Süt içme alışkanlığı fazla, süt ve ürünleri tüketimi yüksek olan toplumların bu düzeye gelmesinde “Okul Sütü Programlarının” büyük faydası olmuştur. Bu programlar tüketim ve alışkanlık sağlamasına rağmen hala daha devam etmektedir. Halen daha 15 Avrupa ülkesindeki 34 milyon ilköğretim kapsamındaki öğrencinin 12 milyonu yani % 36’sına “Okul Sütü” programı uygulanmaktadır. Zira çocukluk ve gençlik yıllarında süt içmenin sağlık açısından önemini ve çocuklara ileriki yaşlarında süt içme alışkanlığı kazandırılmasındaki etkisi söz konusu programla gerçekleştirilmektedir. Okul sütü programının finansmanı genellikle Sektördeki firmalar, devlet ve yerel yönetimler ile sağlanmaktadır.

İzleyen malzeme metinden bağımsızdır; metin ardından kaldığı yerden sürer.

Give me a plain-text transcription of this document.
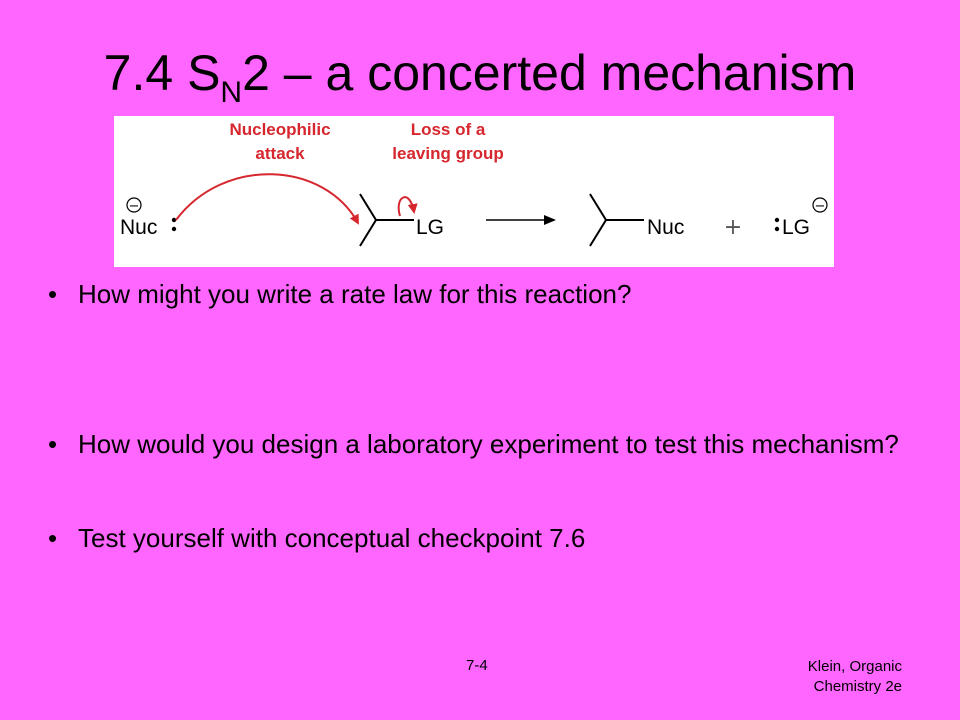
7.4 $S_N2$ – a concerted mechanism
Nucleophilic
attack
Loss of a
leaving group
−
Nuc	LG	Nuc + LG
−
• How might you write a rate law for this reaction?
• How would you design a laboratory experiment to test this mechanism?
• Test yourself with conceptual checkpoint 7.6
7-4	Klein, Organic
Chemistry 2e
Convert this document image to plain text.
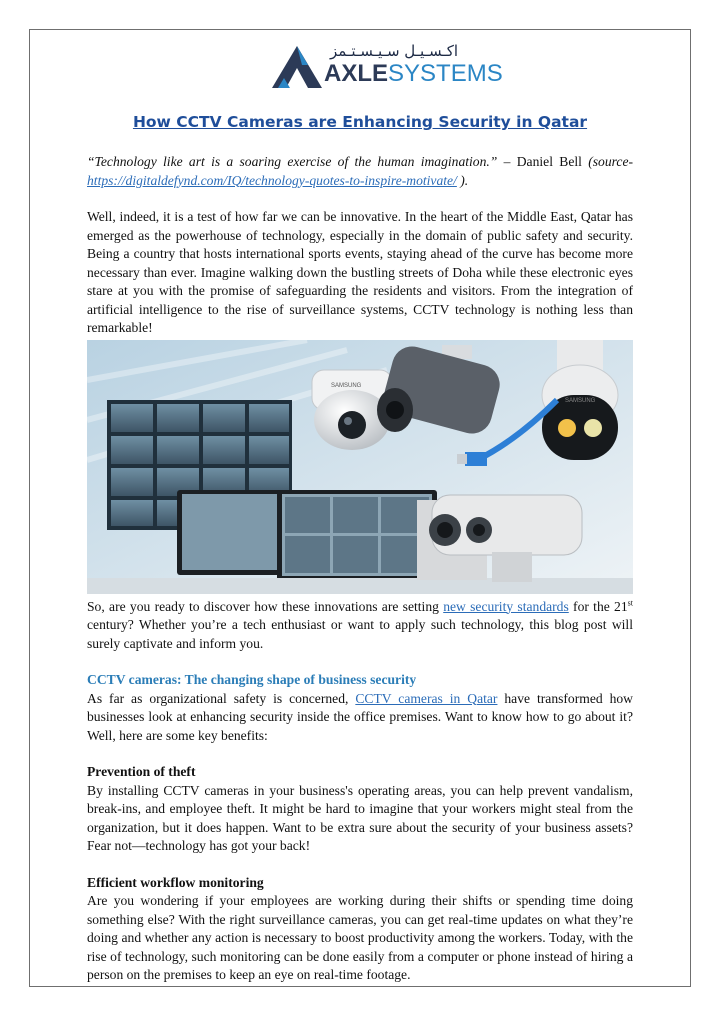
اكـسـيـل سـيـسـتـمز
AXLESYSTEMS
How CCTV Cameras are Enhancing Security in Qatar

“Technology like art is a soaring exercise of the human imagination.” – Daniel Bell (source-https://digitaldefynd.com/IQ/technology-quotes-to-inspire-motivate/ ).

Well, indeed, it is a test of how far we can be innovative. In the heart of the Middle East, Qatar has emerged as the powerhouse of technology, especially in the domain of public safety and security. Being a country that hosts international sports events, staying ahead of the curve has become more necessary than ever. Imagine walking down the bustling streets of Doha while these electronic eyes stare at you with the promise of safeguarding the residents and visitors. From the integration of artificial intelligence to the rise of surveillance systems, CCTV technology is nothing less than remarkable!

SAMSUNG
SAMSUNG

So, are you ready to discover how these innovations are setting new security standards for the 21st century? Whether you’re a tech enthusiast or want to apply such technology, this blog post will surely captivate and inform you.

CCTV cameras: The changing shape of business security

As far as organizational safety is concerned, CCTV cameras in Qatar have transformed how businesses look at enhancing security inside the office premises. Want to know how to go about it? Well, here are some key benefits:

Prevention of theft

By installing CCTV cameras in your business's operating areas, you can help prevent vandalism, break-ins, and employee theft. It might be hard to imagine that your workers might steal from the organization, but it does happen. Want to be extra sure about the security of your business assets? Fear not—technology has got your back!

Efficient workflow monitoring

Are you wondering if your employees are working during their shifts or spending time doing something else? With the right surveillance cameras, you can get real-time updates on what they’re doing and whether any action is necessary to boost productivity among the workers. Today, with the rise of technology, such monitoring can be done easily from a computer or phone instead of hiring a person on the premises to keep an eye on real-time footage.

Bu konuda Portekiz çok önemli bir örnektir. Okul sütü programı ile 19 yılda kişi başına içme sütü tüketimi 20 lt den 70 lt ye çıkmış. 10 yılda boy ortalaması (7-17 yaş arası) kızlarda 2.9 cm, Erkeklerde2.8 cm. artmış. Okullarda devamsızlık azalmış. Endemik guatr % 52 den % 9’a düşmüştür.


Sonuç olarak süt ve ürünlerini düzenli olarak yeterli tüketen, dengeli beslenen toplumlarda, özellikle çocuklarda başarının arttığı, çalışma hızında, yaratıcılık ve fiziksel güçte artış görüldüğü saptanmıştır.